Planning for succession is a priority for all family businesses. There are two aspects to that. One is the ownership issue which involves legal and taxation matters.
The other often overlooked issue is the management of the business, i.e. who will do what, when and how… how should the heritage be protected… and how should the legacy be carried on. This typically raises all sorts of questions around best fit, competence, skills, wishes and countless other important matters. Good sense should always ensure that best fit dominates over any sense of entitlement or birthright.
With the best will in the world, the intention was for Sinead to take over the running of the business in an orderly fashion over time. But sadly, Paddy passed away suddenly in September. Unfortunately, that didn’t allow time for the planned handover. Sinead is not only having to deal with the personal loss of her father, but she is also faced with the immediate task of taking over a very successful business.
In cases like this, the immediate priorities are to ensure that the business continues to trade effectively, until such time as the initial grieving has eased. Most companies will have a great team to step up to the mark, as the Eirebus team did. For the past 12 weeks, it has been business as usual.
As the business continues to operate under the guidance of Sinead and Jeff, there are some major things to be done. The following is not necessarily a sequential list as every company is different. But they are certainly early priorities.
Quickly get a handle on money matters. Make sure you understand a number of things about the finances. You don’t have to be an accountant to understand where the money is coming from and where it is going. Seek advice either from your accountant or banker. Make sure you know and understand the key drivers which you will extract from monthly profit and loss accounts… cash-flows… and the balance sheet.
Get to know every person on your team, starting at the management level. Start with general meetings to reassure everyone of your intentions. Follow up then with one-to-one meetings to get to know each person better and listen to their concerns.
Establish who does what and when. Don’t rush to make changes (if you make any at all) as it’s probably best to maintain the status quo for the time being.
Using the 80:20 rule, establish who your key customers are. 80% of your sales will most likely come from approximately 20% of your customers. Make contact with the most important ones (whether that is by size or level of influence) to reassure them and listen to their concerns. Move quickly to illustrate that you are on top of things. Be seen to make your mark by taking corrective actions on any problem areas.
Products and Services
As with customers, use the 80:20 rule to better undertand your most and least profitable products and services. Take time to understand why they are so and what tactics had been employed in the past. There may be good reasons for the mix as it is so don’t make snap decisions.
After 100 days…
All of this will take time, especially as you yourself go through your own personal journey. When you feel that you are ready, consider bringing an external mentor on board for a period of time. This temporary role is to guide you through a facilitated and structured planning process – with you and the top team. This will give you an opportunity to take time out in an objective way to craft a strategy and an action plan for the next couple of years.

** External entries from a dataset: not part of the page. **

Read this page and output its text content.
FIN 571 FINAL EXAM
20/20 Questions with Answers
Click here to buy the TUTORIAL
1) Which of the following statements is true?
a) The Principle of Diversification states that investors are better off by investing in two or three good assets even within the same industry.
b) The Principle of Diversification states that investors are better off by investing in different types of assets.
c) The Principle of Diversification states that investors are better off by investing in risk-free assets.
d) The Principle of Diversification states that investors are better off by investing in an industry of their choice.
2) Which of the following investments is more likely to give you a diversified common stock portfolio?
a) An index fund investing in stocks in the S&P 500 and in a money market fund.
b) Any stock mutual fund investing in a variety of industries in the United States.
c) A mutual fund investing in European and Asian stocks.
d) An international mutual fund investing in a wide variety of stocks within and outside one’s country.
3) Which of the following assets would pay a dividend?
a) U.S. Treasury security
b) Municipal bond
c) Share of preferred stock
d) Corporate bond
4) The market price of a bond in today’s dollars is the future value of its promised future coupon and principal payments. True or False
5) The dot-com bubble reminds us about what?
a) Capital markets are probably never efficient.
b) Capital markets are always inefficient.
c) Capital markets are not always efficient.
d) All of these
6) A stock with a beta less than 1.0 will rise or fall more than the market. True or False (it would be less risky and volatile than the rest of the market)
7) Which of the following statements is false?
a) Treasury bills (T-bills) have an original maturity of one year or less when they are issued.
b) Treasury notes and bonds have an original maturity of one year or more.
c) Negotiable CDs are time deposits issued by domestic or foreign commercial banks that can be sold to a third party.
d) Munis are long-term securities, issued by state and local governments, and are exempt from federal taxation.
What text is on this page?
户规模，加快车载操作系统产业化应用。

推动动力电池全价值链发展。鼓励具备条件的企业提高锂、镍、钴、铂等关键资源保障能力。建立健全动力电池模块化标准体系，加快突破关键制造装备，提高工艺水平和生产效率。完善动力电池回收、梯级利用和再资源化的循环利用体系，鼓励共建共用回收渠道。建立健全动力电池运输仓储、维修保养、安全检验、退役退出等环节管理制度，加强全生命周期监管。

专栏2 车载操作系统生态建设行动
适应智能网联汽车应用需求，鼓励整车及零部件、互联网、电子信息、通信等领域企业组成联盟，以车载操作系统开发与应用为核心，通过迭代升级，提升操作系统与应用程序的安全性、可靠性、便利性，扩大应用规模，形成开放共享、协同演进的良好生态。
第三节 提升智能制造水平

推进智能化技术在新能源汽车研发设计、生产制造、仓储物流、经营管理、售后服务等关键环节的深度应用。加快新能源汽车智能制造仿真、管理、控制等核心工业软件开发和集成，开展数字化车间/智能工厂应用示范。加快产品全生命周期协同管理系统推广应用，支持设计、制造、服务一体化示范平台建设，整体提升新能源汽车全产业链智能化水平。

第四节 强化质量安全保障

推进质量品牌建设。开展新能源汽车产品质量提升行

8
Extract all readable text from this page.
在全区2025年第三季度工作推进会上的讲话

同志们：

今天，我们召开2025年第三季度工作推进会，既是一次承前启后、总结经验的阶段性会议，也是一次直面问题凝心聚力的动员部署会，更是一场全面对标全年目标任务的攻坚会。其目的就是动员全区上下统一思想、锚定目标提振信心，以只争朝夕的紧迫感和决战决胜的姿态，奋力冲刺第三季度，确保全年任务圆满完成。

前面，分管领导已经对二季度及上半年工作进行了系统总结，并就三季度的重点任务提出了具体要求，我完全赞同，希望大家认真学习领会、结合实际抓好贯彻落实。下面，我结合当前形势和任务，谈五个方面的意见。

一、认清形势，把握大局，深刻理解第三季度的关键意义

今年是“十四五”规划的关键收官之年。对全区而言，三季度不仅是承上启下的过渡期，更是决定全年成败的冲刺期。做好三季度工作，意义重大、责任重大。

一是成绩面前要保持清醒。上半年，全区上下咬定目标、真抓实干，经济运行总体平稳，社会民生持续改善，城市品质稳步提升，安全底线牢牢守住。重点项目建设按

Working with family companies of all sizes, I know that succession is challenging, whether it is carefully planned or imposed through life events. This particular situation is exceptional due to the suddennes of it.
The steps might well be different in other situations. I’ll discuss them over time. Nevertheless, new leaders inevitably bring change and new ideas. With empathy and good communications, everyone in time will accept that.